Dieser VP passt in Punkto Durchblick und Klartext hervorragend zu Donald Trump (anders als Mike Pence). Zum Fremdschämen das Pennäler-Augenrollen von Markus Söder.

Mathias Rudek / 14.02.2025

Eine grandiose, fulminante Rede. Das war mein “innerster Reichsparteitag”, zumal ich die dämlichen und düpierten Gesichter sah, herrlich. Der Mann, der mal wieder nichts begriffen hatte, hielt dann auch noch seine Rede, die so überflüssig war wie ‘nen Loch im Kopf. Frank Spalter Steinmeier sagte zum Publikum, daß man wohl unterschiedliche Auffassungen hätte von Demokratie und Meinungsfreiheit. Das kann ich nur bestätigen und die Mehrheit der Bürger in Deutschland. Denn die deutliche Mehrheit in diesem Land und J. D. Vance haben ein ganz anderes Verständnis als der Herr Sozialdemokrat mit seiner “Unseredemokratie”. Danke Herr Steinmeier für nichts!

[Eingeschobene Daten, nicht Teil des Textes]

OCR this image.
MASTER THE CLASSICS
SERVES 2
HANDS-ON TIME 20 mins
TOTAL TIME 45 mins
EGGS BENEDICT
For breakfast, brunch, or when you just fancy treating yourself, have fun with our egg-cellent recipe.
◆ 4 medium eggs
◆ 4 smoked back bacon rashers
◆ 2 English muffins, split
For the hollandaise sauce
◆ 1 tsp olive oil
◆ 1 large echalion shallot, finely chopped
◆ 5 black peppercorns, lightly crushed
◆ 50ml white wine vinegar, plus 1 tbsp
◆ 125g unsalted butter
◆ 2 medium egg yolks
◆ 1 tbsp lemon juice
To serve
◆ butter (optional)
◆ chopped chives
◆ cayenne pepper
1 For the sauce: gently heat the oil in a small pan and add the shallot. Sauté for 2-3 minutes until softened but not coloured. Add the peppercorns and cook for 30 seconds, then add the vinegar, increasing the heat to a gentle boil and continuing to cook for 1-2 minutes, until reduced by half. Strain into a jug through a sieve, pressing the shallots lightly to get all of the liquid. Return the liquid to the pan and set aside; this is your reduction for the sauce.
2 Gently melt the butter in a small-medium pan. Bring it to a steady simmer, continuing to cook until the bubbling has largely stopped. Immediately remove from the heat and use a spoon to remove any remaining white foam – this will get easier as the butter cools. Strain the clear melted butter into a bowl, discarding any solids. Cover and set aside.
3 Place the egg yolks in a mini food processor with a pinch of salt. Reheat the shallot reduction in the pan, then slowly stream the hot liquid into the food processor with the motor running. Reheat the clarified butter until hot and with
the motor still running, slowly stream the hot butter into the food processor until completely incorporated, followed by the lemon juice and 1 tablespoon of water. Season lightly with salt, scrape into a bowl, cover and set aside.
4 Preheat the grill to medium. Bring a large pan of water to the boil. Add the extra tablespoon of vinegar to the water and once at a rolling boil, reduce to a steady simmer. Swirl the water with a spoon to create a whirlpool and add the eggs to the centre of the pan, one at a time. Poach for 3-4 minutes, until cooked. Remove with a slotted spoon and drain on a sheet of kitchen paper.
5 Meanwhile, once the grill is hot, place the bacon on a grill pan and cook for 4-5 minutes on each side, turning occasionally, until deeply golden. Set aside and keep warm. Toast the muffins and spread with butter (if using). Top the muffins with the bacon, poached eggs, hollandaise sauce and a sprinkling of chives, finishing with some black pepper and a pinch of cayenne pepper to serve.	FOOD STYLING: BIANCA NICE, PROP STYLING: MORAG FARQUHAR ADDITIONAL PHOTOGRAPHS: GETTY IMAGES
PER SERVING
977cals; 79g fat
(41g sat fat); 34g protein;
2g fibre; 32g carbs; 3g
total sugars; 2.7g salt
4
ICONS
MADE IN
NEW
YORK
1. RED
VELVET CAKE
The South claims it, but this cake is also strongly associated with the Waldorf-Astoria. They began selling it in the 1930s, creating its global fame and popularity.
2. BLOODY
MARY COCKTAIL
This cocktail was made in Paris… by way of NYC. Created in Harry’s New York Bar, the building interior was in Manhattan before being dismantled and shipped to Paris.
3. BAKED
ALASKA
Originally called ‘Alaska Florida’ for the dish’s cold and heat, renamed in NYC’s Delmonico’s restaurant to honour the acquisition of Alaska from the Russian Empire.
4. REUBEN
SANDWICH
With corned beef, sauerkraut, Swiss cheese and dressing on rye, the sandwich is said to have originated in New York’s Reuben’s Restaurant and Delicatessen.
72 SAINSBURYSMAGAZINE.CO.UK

Sabine Weber-Graeff / 14.02.2025

Wer genau hingehört hat,konnte eine Drohung vernehmen. Lasst ihr die Freiheit nicht zu,dann wissen wir nicht mehr,was es bei euch noch zu verteidigen gibt. Einer der Gründe dieser Drohung auf zwei Beinen in Gestalt von Frank Walter ( seinen Beinahmen schenk ich mir) trat dann vor die Kamera und gab zum xten Mal den Sermon von sich,denn auch die Alkommunistin,die ihn ins Amt gehievt hat, nicht besser hätte formulieren können. Quintessenz? Ziehen die Amis ihren schützenden militärischen Arm zurück,dann trifft Putin,sobald er durch Polen durch ist,bis zum Rhein nur noch auf grüne,heiße Luft. Normative Kraft des Faktischen.

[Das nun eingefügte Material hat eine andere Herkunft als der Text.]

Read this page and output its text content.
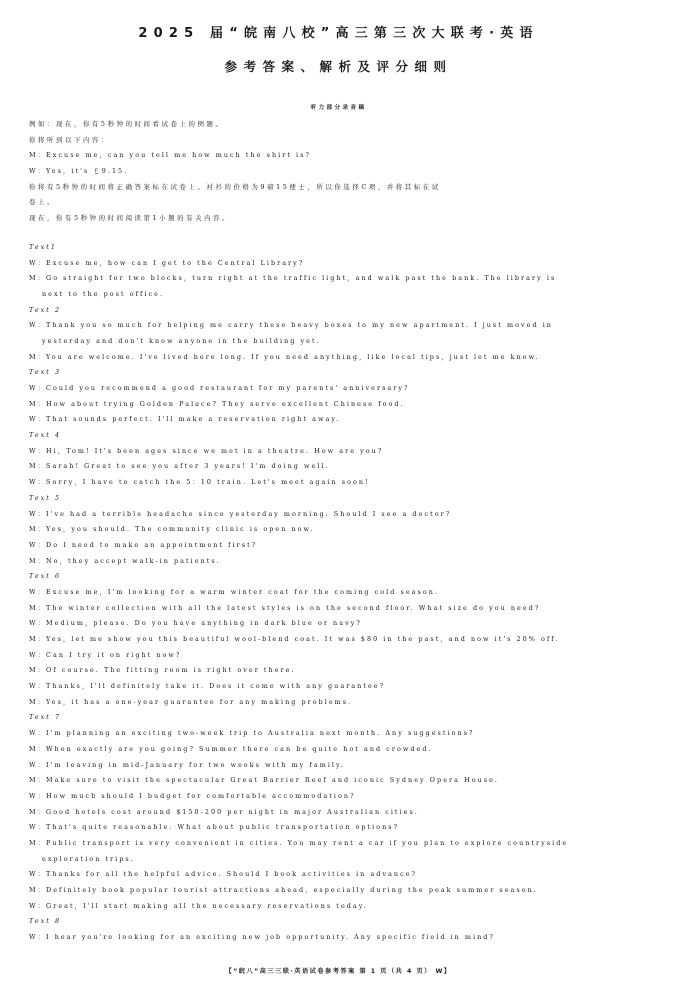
2025 届“皖南八校”高三第三次大联考·英语
参考答案、解析及评分细则
听力部分录音稿
例如：现在，你有5秒钟的时间看试卷上的例题。
你将听到以下内容：
M：Excuse me，can you tell me how much the shirt is?
W：Yes，it's ￡9.15.
你将有5秒钟的时间将正确答案标在试卷上。衬衫的价格为9磅15便士，所以你选择C项，并将其标在试
卷上。
现在，你有5秒钟的时间阅读第1小题的有关内容。
Text1
W：Excuse me，how can I get to the Central Library?
M：Go straight for two blocks，turn right at the traffic light，and walk past the bank. The library is
next to the post office.
Text 2
W：Thank you so much for helping me carry these heavy boxes to my new apartment. I just moved in
yesterday and don't know anyone in the building yet.
M：You are welcome. I've lived here long. If you need anything，like local tips，just let me know.
Text 3
W：Could you recommend a good restaurant for my parents' anniversary?
M：How about trying Golden Palace? They serve excellent Chinese food.
W：That sounds perfect. I'll make a reservation right away.
Text 4
W：Hi，Tom! It's been ages since we met in a theatre. How are you?
M：Sarah! Great to see you after 3 years! I'm doing well.
W：Sorry，I have to catch the 5：10 train. Let's meet again soon!
Text 5
W：I've had a terrible headache since yesterday morning. Should I see a doctor?
M：Yes，you should. The community clinic is open now.
W：Do I need to make an appointment first?
M：No，they accept walk-in patients.
Text 6
W：Excuse me，I'm looking for a warm winter coat for the coming cold season.
M：The winter collection with all the latest styles is on the second floor. What size do you need?
W：Medium，please. Do you have anything in dark blue or navy?
M：Yes，let me show you this beautiful wool-blend coat. It was $80 in the past，and now it's 20% off.
W：Can I try it on right now?
M：Of course. The fitting room is right over there.
W：Thanks，I'll definitely take it. Does it come with any guarantee?
M：Yes，it has a one-year guarantee for any making problems.
Text 7
W：I'm planning an exciting two-week trip to Australia next month. Any suggestions?
M：When exactly are you going? Summer there can be quite hot and crowded.
W：I'm leaving in mid-January for two weeks with my family.
M：Make sure to visit the spectacular Great Barrier Reef and iconic Sydney Opera House.
W：How much should I budget for comfortable accommodation?
M：Good hotels cost around $150-200 per night in major Australian cities.
W：That's quite reasonable. What about public transportation options?
M：Public transport is very convenient in cities. You may rent a car if you plan to explore countryside
exploration trips.
W：Thanks for all the helpful advice. Should I book activities in advance?
M：Definitely book popular tourist attractions ahead，especially during the peak summer season.
W：Great，I'll start making all the necessary reservations today.
Text 8
W：I hear you're looking for an exciting new job opportunity. Any specific field in mind?
【“皖八”高三三联·英语试卷参考答案 第 1 页（共 4 页） W】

Wolfgang Richter / 14.02.2025

@ P. Bruder - “Die Wähler haben inzwischen Angst vor sich selber und trauen ihren eigenen Gefühlen nicht mehr recht.” Sehr schön auch festzustellen an den Äußerungen der Augenzeugen der Münchner Terror-/Mordfahrt. Da wird auch nur hilflos gestammelt, statt die immer gleichen Fakten entsprechender Straftaten “beim Namen” zu benennen. Selbstzensur, wenn nicht medial geschnitten.

S. Wietzke / 14.02.2025

Wer die Reden und Auftritte von Vance seit seiner Nominierung zum Vize begleitet hat erkennt das seine, auch in den eigenen Reihen umstrittene Nominierung vielleicht Trumps weitreichendste und bedeutendste Entscheidung überhaupt war. Hier deutet sich ein politisches Talent an das nicht häufig vorkommt. Vance hat nicht nur den Standpunkt der neuen Administration in Washington klar und deutlich formuliert, sondern hier hat ein zukünftiger Commander in Chief eine eigene und klare Vision der freien Welt vorgelegt, wie sie seit Jahrzehnten nicht mehr zu hören war. Ich muss gestehen: Der Mann hat mich tief beeindruckt. Und das kommt wirklich höchst selten vor.

A. Quesseleit / 14.02.2025

Ich könnte brüllen vor Lachen. Wortgewandt und zielgenau die Merkel- und Ampel-Politik(er) zu Hackfleisch verarbeitet. Leider wird der/die/das Deutsche darauf nur mit einem trotzigen Jetzt-erst-recht reagieren und allein schon aus Prinzip das Gegenteil davon bzw. alles weiter so wie bisher machen. Na ja. Ich mache jetzt mal ‘n Lied: “Einverstanden mit Ruinen, für die Zukunft hier im Land, mit der Ampel fest am Steuer, fahren wir jetzt an die Wand.” Läßt sich sowohl auf die Melodie der BRD-Hymne singen wie auch der von der D(recks)DR. Ein Wink des Universums, vielleicht?

Lisa Deetz / 14.02.2025

Die Rede von Putin im Bundestag auf deutsch kam mir in den Sinn…, die war auch epochal.